Havíamos aprendido com Jeff Sutherland em ‘Scrum – a arte de fazer o dobro de trabalho na metade do tempo’; que nosso cérebro é muito ruim em atribuir um valor absoluto a uma tarefa, como número de horas (o que estava totalmente de acordo com nossa experiência prévia), e sim trabalhar com escalas comparativas. Nas palavras dele:

Então, você tem uma lista de coisas que precisam ser feitas, e você já priorizou cada item. Agora, o trabalho é descobrir quanto esforço, tempo e dinheiro serão necessários ao projeto. Conforme eu já disse antes, nós, seres humanos, somos absolutamente péssimos nisso, mas, ao que tudo indica, somos bons em classificação relativa por tamanho — comparar um em relação ao outro.

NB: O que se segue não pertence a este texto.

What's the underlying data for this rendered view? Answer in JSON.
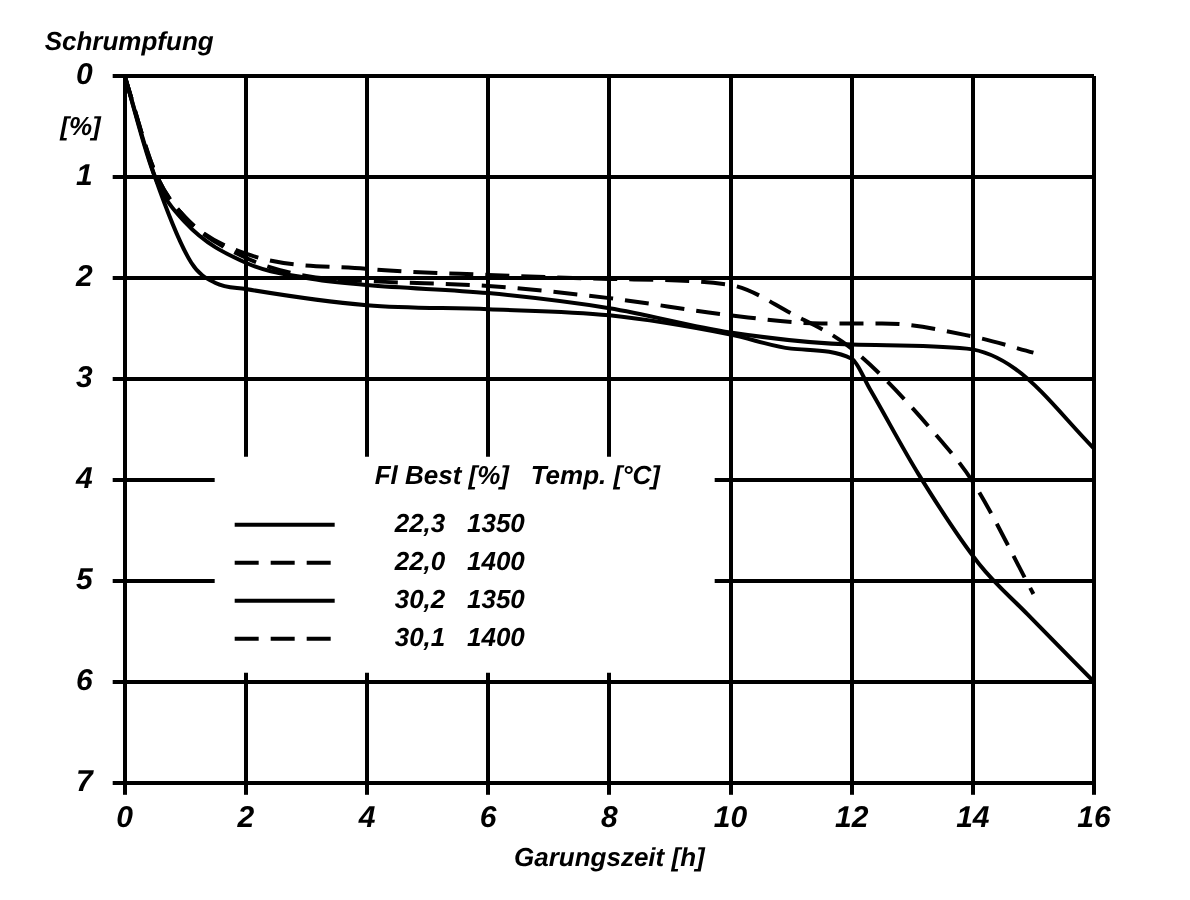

Considere, por exemplo, estimar a diferença entre camisetas pequenas, médias e grandes.”

Ele avança com algumas formas de atribuir valores comparativamente, até chegar a escala Fibonacci. No livro, ele da algumas razões extras para usarmos essa escala.

“Mas talvez você tenha notado aí um padrão nos números que defini: 1, 3, 5, 8, 13. Cada número na série é a soma dos dois números anteriores. Chama-se sequência de Fibonacci, e há um motivo por que a usamos. Ela está em todos os lugares.”

“Os humanos são programados para achar as proporções atraentes. Para o nosso objetivo, tudo o que é importante saber é que a nossa espécie tem uma profunda compreensão das proporções da sequência de Fibonacci. Nós a conhecemos de forma intuitiva.”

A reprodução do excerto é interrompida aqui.